De son côté, la présidence ukrainienne a salué une "décision importante". "Le sport ne peut pas être séparé de la politique quand un pays terroriste commet un génocide contre l'Ukraine et utilise les sportifs comme propagande", a déclaré son chef, Andriï Iermak.
Le CIO, qui n'a pas commenté plus avant sa décision, tente depuis l'invasion de l'Ukraine de trouver un équilibre entre sanctions contre les autorités russes directement responsables du conflit, soutien financier à la communauté sportive ukrainienne, et "mesures protectrices" envers les sportifs russes.
Fin février 2022, qualifiant l'offensive de violation de la trêve olympique liée aux JO-2022 de Pékin, il avait ainsi recommandé aux fédérations olympiques d'interdire les compétitions en Russie comme au Bélarus, ainsi que l'hymne, le drapeau et les équipements officiels des deux pays.
- Suspense entier pour les JO -
Mais sa position a varié concernant la participation des sportifs russes et bélarusses aux mêmes compétitions internationales, une question délicate tant elle oppose principe de "non-discrimination" des athlètes et crainte de boycotts en cascade d'adversaires ulcérés par leur présence.

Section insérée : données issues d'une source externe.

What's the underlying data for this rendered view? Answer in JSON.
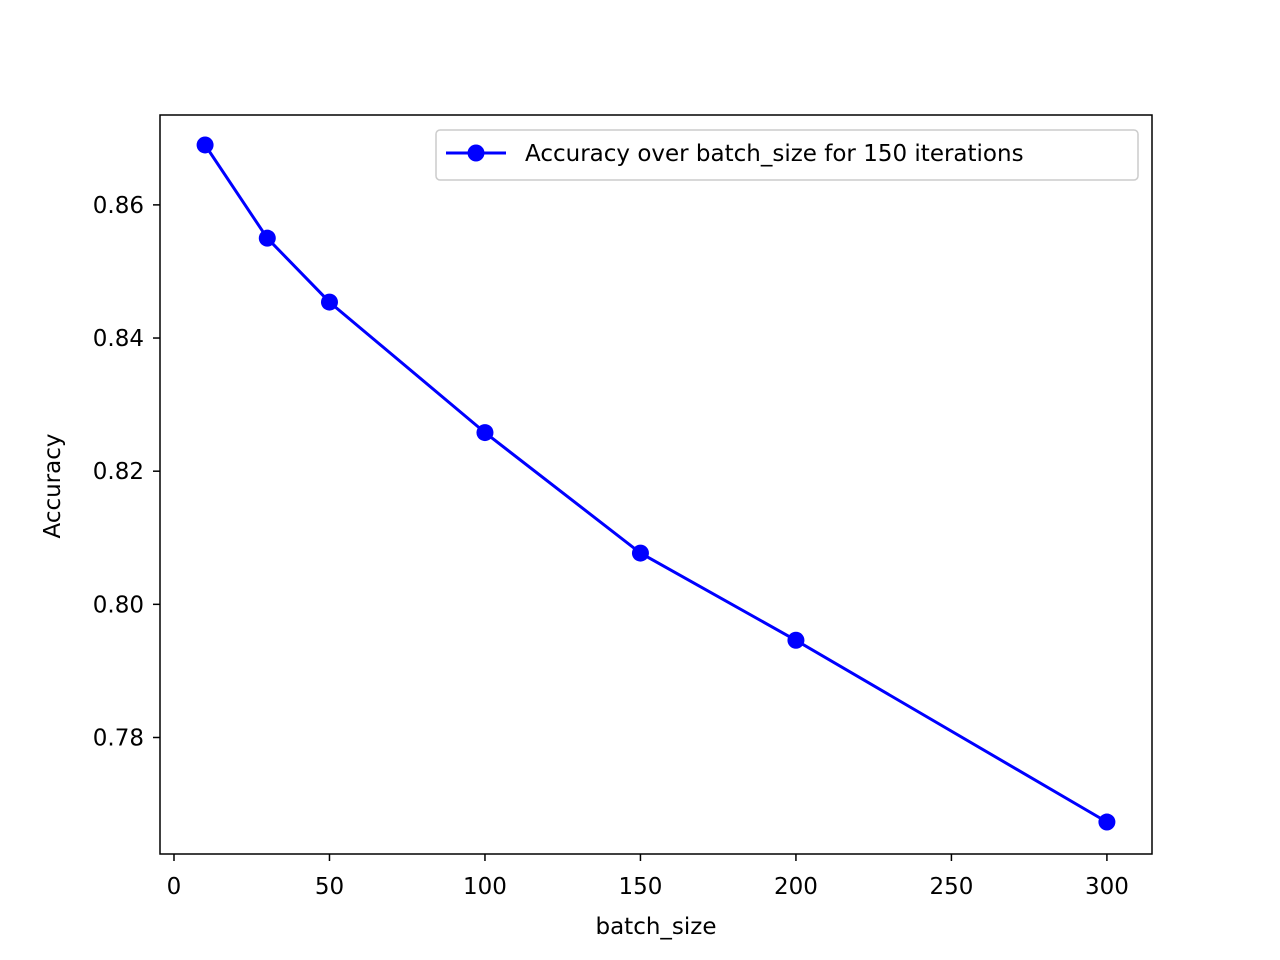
{
  "chart_data": {
    "type": "line",
    "title": "",
    "xlabel": "batch_size",
    "ylabel": "Accuracy",
    "xlim": [
      -4.5,
      314.5
    ],
    "ylim": [
      0.7625,
      0.8735
    ],
    "xticks": [
      0,
      50,
      100,
      150,
      200,
      250,
      300
    ],
    "xtick_labels": [
      "0",
      "50",
      "100",
      "150",
      "200",
      "250",
      "300"
    ],
    "yticks": [
      0.78,
      0.8,
      0.82,
      0.84,
      0.86
    ],
    "ytick_labels": [
      "0.78",
      "0.80",
      "0.82",
      "0.84",
      "0.86"
    ],
    "grid": false,
    "legend_position": "top-right",
    "series": [
      {
        "name": "Accuracy over batch_size for 150 iterations",
        "color": "#0000ff",
        "marker": "circle",
        "x": [
          10,
          30,
          50,
          100,
          150,
          200,
          300
        ],
        "y": [
          0.869,
          0.855,
          0.8454,
          0.8258,
          0.8077,
          0.7946,
          0.7673
        ]
      }
    ]
  }
}
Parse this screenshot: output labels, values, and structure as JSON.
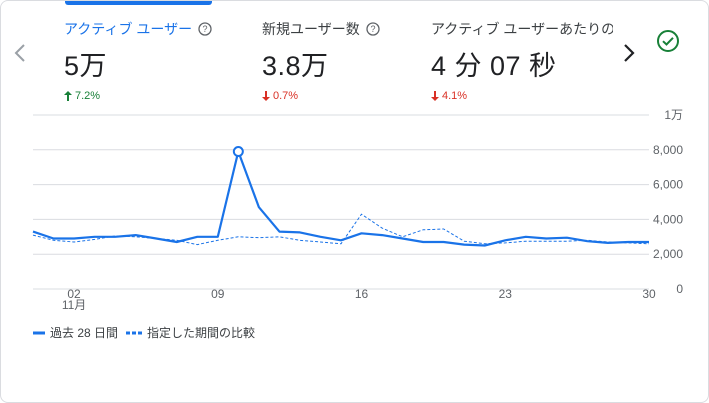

Pendant plus d'un an, le CIO a donc prôné la mise au ban des sportifs des deux pays, pour protéger leur propre intégrité comme celle des compétitions, avant de faire volte-face fin mars dernier en recommandant leur réintégration sous bannière neutre, à titre individuel, et pour peu qu'ils n'aient pas "activement soutenu la guerre en Ukraine".
La plupart des fédérations internationales ont progressivement suivi le mouvement, chacune selon son propre calendrier, à la notable exception de la Fédération internationale d'athlétisme, l'un des principaux sports olympiques.
Depuis mars, l'organisation olympique dissocie cependant la réintégration dans le sport mondial de la présence russe et bélarusse aux Jeux de Paris et de Milan, tant la scène olympique suscite une attention mondiale qui la rend politiquement plus exposée.
Et sur ce point, l'exclusion du comité national russe jeudi laisse le suspense entier: le CIO tranchera "ultérieurement" et à la date qui lui conviendra, a répété jeudi Mark Adams.